I probiotici ci aiutano a digerire il cibo e a migliorare la regolarità intestinale. Alcol, zuccheri raffinati, prodotti alimentari trasformati, antibiotici e tossine possono portare all'esaurimento di batteri benefici nel nostro intestino e all'aumento di batteri cattivi.
I giusti alimenti per il Malassorbimento Intestinale
Nelle forme più lievi è sufficiente consumare alimenti che aiutino ad integrare le specifiche carenze diagnosticate, quindi nel riscontro di anemia da deficit di Ferro o di vitamina B12 un consumo equilibrato di carne e uova consentirà di ripristinare tali perdite.
I segni conclamati della Sindrome da Malassorbimento sono diarrea (spesso steatorrea) e calo ponderale (o deficit di accrescimento nei bambini).
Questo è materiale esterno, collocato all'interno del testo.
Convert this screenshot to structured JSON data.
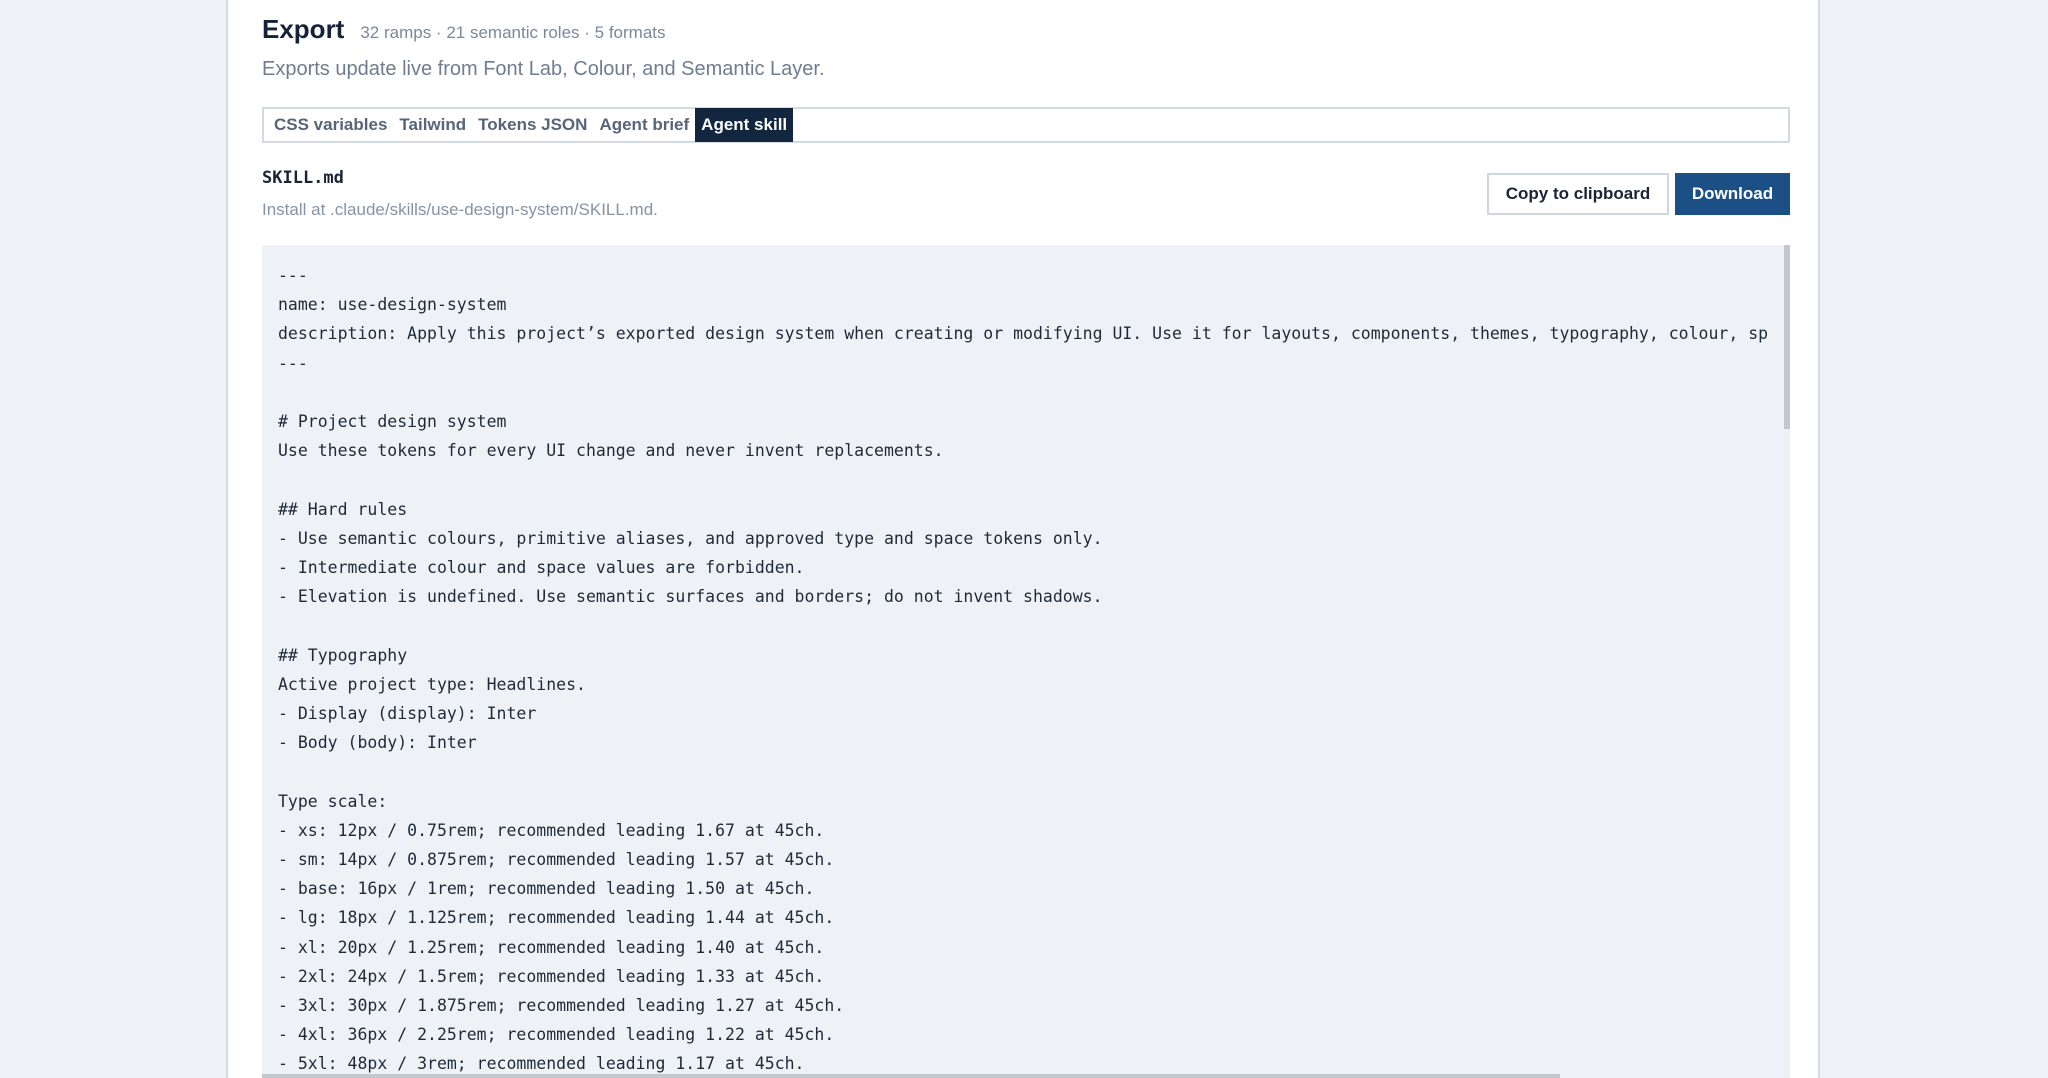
{
  "export": {
    "title": "Export",
    "meta": "32 ramps · 21 semantic roles · 5 formats",
    "subtitle": "Exports update live from Font Lab, Colour, and Semantic Layer."
  },
  "tabs": [
    {
      "label": "CSS variables",
      "active": false
    },
    {
      "label": "Tailwind",
      "active": false
    },
    {
      "label": "Tokens JSON",
      "active": false
    },
    {
      "label": "Agent brief",
      "active": false
    },
    {
      "label": "Agent skill",
      "active": true
    }
  ],
  "file": {
    "name": "SKILL.md",
    "install_hint": "Install at .claude/skills/use-design-system/SKILL.md."
  },
  "actions": {
    "copy_label": "Copy to clipboard",
    "download_label": "Download"
  },
  "code_lines": [
    "---",
    "name: use-design-system",
    "description: Apply this project’s exported design system when creating or modifying UI. Use it for layouts, components, themes, typography, colour, sp",
    "---",
    "",
    "# Project design system",
    "Use these tokens for every UI change and never invent replacements.",
    "",
    "## Hard rules",
    "- Use semantic colours, primitive aliases, and approved type and space tokens only.",
    "- Intermediate colour and space values are forbidden.",
    "- Elevation is undefined. Use semantic surfaces and borders; do not invent shadows.",
    "",
    "## Typography",
    "Active project type: Headlines.",
    "- Display (display): Inter",
    "- Body (body): Inter",
    "",
    "Type scale:",
    "- xs: 12px / 0.75rem; recommended leading 1.67 at 45ch.",
    "- sm: 14px / 0.875rem; recommended leading 1.57 at 45ch.",
    "- base: 16px / 1rem; recommended leading 1.50 at 45ch.",
    "- lg: 18px / 1.125rem; recommended leading 1.44 at 45ch.",
    "- xl: 20px / 1.25rem; recommended leading 1.40 at 45ch.",
    "- 2xl: 24px / 1.5rem; recommended leading 1.33 at 45ch.",
    "- 3xl: 30px / 1.875rem; recommended leading 1.27 at 45ch.",
    "- 4xl: 36px / 2.25rem; recommended leading 1.22 at 45ch.",
    "- 5xl: 48px / 3rem; recommended leading 1.17 at 45ch."
  ]
}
Tuttavia, sono molteplici i quadri che si riconducono al malassorbimento, dipendenti dalla causa che li ha generati.
L'assorbimento di Ferro è incrementato dall'associazione con alimenti ricchi di vitamina C, quali agrumi e pomodori, mentre è ostacolato dall'accompagnamento con Fitati e Acido Fitico, come insalata, soia, crusca, legumi e cereali, che sottraggono calcio e ferro all'organismo.